Silicon Valley Photovoltaics Society monthly meeting (SVPVS)

EPRI recently completed a study to identify and evaluate the technical and economic viability of solar augmentation options for both coal and natural gas steam cycle plant designs. This was the first study to comprehensively evaluate several solar technologies and integration options for a range of fossil technologies.

"Solar Thermal Hybrid Applications", Cara Libby, EPRI.

As fossil fuel prices rise and emission allowances are implemented, solar augmented steam cycles might be an attractive option for energy companies. The system utilizes steam generated by a solar field in a conventional coal -powered steam cycle, offsetting some of the fossil fuel required to generate power. Many energy companies are interested in adding solar power to their generating mix, but today most solar applications are not cost-competitive with other power generating options. Solar augmentation potentially is the lowest cost option for adding solar power to the generation fleet. The highest intensity solar energy typically is within a few hours of peak summer loads, making it a particularly attractive renewable option.
The Electric Power Research Institute (EPRI) recently completed a study to identify and evaluate the technical and economic viability of solar augmentation options for both coal and natural gas steam cycle plant designs. This was the first study to comprehensively evaluate several solar technologies and integration options for a range of fossil technologies. The study consisted of a broad conceptual design analysis and four detailed plant case studies. Detailed heat and mass balance models were developed to screen and evaluate various solar steam integration schemes. Development guidelines were prepared for two coal plants located in New Mexico and North Carolina and two natural gas combined cycle plants in Nevada and Arizona. The guidelines include a detailed analysis of siting requirements, plant cycling limitations, plant controls, reliability considerations, operations and maintenance requirements, regulatory and environmental permits, and construction and commissioning schedules. An economic model was developed to estimate the benefit-cost of adding a solar field to an existing plant.
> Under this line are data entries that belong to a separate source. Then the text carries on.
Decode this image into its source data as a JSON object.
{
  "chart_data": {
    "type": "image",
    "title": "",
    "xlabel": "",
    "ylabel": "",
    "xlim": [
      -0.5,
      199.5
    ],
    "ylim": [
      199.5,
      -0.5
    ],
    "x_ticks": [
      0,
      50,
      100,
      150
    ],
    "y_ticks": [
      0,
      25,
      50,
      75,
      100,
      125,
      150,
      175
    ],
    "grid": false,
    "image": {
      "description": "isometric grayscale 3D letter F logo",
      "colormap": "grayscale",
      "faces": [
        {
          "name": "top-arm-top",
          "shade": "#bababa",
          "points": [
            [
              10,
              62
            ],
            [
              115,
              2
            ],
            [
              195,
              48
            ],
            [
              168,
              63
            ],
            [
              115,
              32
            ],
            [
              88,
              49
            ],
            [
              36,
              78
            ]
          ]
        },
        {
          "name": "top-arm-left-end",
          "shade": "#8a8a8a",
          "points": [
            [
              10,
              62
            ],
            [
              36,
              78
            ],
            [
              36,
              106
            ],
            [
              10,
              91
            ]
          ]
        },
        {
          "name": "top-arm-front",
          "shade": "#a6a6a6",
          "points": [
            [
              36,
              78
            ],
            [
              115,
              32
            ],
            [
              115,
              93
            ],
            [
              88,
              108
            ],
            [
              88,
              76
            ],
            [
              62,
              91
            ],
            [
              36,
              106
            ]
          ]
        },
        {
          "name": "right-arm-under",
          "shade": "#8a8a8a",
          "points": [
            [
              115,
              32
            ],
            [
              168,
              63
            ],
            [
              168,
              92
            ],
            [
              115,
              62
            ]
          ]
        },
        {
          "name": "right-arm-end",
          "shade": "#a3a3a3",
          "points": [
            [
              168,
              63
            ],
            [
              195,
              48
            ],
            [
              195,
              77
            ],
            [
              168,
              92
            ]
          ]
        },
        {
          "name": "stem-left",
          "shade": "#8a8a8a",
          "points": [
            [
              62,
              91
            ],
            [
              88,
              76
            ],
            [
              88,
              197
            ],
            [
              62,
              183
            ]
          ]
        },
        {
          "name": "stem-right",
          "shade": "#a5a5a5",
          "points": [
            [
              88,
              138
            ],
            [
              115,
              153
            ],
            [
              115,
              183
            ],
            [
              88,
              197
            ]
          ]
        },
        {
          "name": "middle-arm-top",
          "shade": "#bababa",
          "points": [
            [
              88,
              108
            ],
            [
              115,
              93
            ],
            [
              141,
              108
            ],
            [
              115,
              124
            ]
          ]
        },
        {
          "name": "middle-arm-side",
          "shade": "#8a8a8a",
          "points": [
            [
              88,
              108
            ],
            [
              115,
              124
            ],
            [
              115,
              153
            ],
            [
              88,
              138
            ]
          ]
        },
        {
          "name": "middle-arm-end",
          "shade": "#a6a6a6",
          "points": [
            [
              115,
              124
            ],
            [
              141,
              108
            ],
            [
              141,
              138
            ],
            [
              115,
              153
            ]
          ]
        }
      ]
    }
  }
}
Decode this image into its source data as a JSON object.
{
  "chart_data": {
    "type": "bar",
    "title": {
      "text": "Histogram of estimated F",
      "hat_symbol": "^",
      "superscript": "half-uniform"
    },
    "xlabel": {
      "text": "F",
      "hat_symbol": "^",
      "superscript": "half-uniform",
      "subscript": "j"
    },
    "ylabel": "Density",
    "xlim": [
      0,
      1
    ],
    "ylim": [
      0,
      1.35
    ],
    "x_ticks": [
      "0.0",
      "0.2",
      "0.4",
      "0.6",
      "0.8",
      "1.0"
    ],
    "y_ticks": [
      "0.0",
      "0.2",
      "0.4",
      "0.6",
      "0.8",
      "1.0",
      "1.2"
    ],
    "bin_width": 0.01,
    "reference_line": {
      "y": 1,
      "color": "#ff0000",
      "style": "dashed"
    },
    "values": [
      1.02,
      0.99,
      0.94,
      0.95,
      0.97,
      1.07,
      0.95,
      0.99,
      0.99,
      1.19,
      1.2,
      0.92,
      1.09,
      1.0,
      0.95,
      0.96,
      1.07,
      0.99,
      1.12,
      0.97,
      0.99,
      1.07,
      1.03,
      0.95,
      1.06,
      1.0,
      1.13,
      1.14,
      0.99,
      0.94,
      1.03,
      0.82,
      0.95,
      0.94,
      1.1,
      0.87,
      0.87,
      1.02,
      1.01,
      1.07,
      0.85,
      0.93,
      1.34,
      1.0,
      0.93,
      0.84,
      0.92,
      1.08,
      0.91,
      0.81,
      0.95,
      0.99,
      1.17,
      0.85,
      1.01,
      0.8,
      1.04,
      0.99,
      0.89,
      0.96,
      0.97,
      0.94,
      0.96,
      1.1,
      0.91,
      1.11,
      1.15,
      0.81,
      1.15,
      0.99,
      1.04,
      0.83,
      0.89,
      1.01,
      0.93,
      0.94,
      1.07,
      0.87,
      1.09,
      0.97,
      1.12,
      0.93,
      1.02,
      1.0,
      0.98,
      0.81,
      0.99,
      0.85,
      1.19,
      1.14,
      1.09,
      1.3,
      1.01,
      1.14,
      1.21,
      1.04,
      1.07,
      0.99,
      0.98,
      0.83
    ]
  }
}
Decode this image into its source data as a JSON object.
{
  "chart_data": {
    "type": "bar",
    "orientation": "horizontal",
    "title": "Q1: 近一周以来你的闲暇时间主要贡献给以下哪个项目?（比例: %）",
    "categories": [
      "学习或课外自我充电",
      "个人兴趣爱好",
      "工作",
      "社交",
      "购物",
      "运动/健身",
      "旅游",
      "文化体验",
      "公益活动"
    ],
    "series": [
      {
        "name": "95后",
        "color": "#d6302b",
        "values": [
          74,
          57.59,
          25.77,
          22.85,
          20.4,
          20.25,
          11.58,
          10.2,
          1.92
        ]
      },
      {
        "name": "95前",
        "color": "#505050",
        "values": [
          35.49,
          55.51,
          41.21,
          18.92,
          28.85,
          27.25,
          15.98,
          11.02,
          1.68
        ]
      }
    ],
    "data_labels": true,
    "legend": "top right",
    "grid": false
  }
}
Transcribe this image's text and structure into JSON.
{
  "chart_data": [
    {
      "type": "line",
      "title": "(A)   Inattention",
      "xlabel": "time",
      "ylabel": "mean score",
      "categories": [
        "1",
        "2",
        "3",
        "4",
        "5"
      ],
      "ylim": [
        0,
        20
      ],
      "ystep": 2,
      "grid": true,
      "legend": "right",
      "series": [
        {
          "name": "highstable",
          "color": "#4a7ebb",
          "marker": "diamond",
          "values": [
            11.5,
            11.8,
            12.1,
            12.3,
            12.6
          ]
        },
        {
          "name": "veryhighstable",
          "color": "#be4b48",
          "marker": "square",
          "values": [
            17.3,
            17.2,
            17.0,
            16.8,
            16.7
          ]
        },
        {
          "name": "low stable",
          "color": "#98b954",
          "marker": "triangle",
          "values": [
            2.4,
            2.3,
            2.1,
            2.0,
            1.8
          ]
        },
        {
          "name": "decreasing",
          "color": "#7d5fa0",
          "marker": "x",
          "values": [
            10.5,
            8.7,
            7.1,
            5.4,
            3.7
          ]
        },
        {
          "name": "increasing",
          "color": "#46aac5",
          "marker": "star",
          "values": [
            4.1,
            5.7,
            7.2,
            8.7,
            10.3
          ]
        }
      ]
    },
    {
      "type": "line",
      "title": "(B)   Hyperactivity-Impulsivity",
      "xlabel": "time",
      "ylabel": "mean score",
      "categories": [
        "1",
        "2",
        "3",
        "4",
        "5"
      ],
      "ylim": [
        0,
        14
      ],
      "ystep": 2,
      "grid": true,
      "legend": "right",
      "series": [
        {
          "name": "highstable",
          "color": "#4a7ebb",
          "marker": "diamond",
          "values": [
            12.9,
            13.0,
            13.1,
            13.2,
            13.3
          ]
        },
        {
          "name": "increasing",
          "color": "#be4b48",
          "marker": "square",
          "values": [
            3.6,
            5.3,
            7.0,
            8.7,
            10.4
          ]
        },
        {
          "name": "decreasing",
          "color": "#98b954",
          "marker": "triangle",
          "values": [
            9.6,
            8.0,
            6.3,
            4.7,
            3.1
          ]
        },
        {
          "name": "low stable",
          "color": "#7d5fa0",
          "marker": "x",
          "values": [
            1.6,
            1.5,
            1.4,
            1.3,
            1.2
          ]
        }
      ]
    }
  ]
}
An advisory committee of experts from the U.S. National Renewable Energy Laboratory and Sandia National Laboratories provided valuable technical expertise throughout the project. The results and insights gained in the study provide expanded options to plant owners who wish to leverage existing plant assets, reduce their carbon footprint, and gain valuable experience with solar thermal electric systems. Compared to standalone solar thermal plants, the economics of the integrated solar steam cycle applications were favorable.